We checked the car for all possible problems like spark plugs, fuel pump, battery, etc. We also put a quick start into the air duct in the engine and the car started for 2 seconds, so we know that the fuel injector is not releasing gas into the engine. The problem is programming the key and the engine control I thought that the engine control could be reprogrammed, but it sounds like without the four digital code it cannot be done.


#11

Thank you. Obviously I’m not up to speed on the modern world. Why would someone steal it?


#12

That’s about as good a question as could be asked. The only thing I can think of would be if someone in the shipping process needed one for themselves and decided to heist it or this vehicle was purchased sight unseen and someone had already relieved the car of the ECU for whatever reason.

The OP says they replaced the missing ECU with a used unit. Well, not all units are the same even on the same year model as there may be a dozen or more different ones.
A imported vehicle from Japan brought into South Africa with a used ECU from who knows what or where can open up a can of worms.

The OP says the ECU was stolen during shipping so I’d like to hear the story behind the shipping.
The car was obviously loaded onto a ship so surely the records would indicate if the car was driven on board or whether it was dragged.
If it was driven on and had to be towed off then there’s some suspicion but this is a pretty murky story at this point.


#13

If someone stole it, hopefully the person that received it is also experiencing the fun you’re having trying to make it work with their vehicle.

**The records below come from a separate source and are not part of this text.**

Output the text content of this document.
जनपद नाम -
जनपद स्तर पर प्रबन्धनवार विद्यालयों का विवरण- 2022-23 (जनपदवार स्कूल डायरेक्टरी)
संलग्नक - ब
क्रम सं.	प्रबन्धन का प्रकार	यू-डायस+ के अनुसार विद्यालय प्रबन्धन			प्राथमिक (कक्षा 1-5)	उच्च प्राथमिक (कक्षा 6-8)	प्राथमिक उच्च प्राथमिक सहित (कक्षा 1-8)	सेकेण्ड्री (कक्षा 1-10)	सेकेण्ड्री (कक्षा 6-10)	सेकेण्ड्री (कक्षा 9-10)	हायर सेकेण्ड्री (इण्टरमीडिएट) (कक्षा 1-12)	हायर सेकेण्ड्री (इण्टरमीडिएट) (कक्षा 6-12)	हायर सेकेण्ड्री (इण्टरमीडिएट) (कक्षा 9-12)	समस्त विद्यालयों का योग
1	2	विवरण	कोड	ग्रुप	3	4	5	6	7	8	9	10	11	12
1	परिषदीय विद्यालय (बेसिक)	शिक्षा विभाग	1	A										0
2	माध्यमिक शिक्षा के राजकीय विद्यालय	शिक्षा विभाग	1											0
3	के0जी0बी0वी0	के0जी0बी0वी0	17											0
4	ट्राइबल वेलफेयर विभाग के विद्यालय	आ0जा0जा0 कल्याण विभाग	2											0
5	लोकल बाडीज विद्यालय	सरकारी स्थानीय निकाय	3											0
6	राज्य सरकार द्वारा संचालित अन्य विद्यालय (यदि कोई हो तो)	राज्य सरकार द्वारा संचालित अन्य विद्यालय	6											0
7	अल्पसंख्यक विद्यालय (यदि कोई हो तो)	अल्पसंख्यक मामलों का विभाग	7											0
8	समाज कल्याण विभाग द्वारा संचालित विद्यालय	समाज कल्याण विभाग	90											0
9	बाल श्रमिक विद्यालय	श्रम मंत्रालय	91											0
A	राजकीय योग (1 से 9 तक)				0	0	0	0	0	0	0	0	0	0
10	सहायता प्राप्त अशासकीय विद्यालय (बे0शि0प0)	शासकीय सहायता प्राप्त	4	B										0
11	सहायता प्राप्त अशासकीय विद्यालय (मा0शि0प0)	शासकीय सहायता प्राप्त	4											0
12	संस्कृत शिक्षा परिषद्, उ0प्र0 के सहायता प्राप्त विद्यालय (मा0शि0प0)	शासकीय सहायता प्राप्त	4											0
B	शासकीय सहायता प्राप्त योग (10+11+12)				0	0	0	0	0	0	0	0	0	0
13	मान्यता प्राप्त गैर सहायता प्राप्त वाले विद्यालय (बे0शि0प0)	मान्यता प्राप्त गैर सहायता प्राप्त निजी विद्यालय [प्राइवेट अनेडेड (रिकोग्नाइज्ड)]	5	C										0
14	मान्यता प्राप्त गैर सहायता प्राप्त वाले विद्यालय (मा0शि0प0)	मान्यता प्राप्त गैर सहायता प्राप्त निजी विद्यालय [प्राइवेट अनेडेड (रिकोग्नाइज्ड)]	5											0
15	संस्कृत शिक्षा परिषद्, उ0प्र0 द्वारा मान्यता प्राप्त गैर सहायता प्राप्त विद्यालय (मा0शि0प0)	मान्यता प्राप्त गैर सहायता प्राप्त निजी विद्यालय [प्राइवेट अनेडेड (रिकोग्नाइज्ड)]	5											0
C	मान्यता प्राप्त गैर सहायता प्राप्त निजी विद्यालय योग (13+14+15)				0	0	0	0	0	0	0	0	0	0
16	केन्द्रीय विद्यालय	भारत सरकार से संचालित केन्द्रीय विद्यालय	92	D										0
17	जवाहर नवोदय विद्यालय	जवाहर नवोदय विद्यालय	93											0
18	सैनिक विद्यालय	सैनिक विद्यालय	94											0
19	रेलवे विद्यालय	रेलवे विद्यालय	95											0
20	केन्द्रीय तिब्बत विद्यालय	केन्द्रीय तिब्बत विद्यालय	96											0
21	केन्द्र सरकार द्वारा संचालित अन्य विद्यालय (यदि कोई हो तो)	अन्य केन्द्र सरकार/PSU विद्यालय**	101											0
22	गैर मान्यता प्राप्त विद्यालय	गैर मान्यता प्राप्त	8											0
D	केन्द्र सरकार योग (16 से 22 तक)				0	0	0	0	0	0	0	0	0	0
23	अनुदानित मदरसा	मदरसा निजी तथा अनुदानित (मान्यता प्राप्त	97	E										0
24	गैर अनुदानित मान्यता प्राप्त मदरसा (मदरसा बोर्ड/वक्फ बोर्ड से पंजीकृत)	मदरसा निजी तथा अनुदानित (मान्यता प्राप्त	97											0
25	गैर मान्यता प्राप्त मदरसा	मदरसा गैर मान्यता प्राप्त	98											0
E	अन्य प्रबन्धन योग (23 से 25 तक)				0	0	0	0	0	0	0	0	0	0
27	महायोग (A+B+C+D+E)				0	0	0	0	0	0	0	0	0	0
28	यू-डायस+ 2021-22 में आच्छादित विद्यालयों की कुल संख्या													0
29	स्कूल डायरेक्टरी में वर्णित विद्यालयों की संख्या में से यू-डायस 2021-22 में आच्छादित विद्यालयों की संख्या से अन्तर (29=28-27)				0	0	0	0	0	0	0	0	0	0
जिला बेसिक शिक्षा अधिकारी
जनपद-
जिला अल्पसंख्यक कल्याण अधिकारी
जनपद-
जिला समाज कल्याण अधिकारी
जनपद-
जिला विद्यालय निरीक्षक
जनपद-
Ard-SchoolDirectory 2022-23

I would think the dealer would be able to use their factory scan tool and delete all keys from the computer, then re-add yours. At least with my Chrysler, that’s what needed to be done to add a second key when I only had one. Toyotas of course could be different, and of course with mine, I brought them a running vehicle. At this point, maybe calling or emailing someone higher up in Toyota might be useful. Perhaps a decent locksmith could help you as well. I’m sure this has come up before.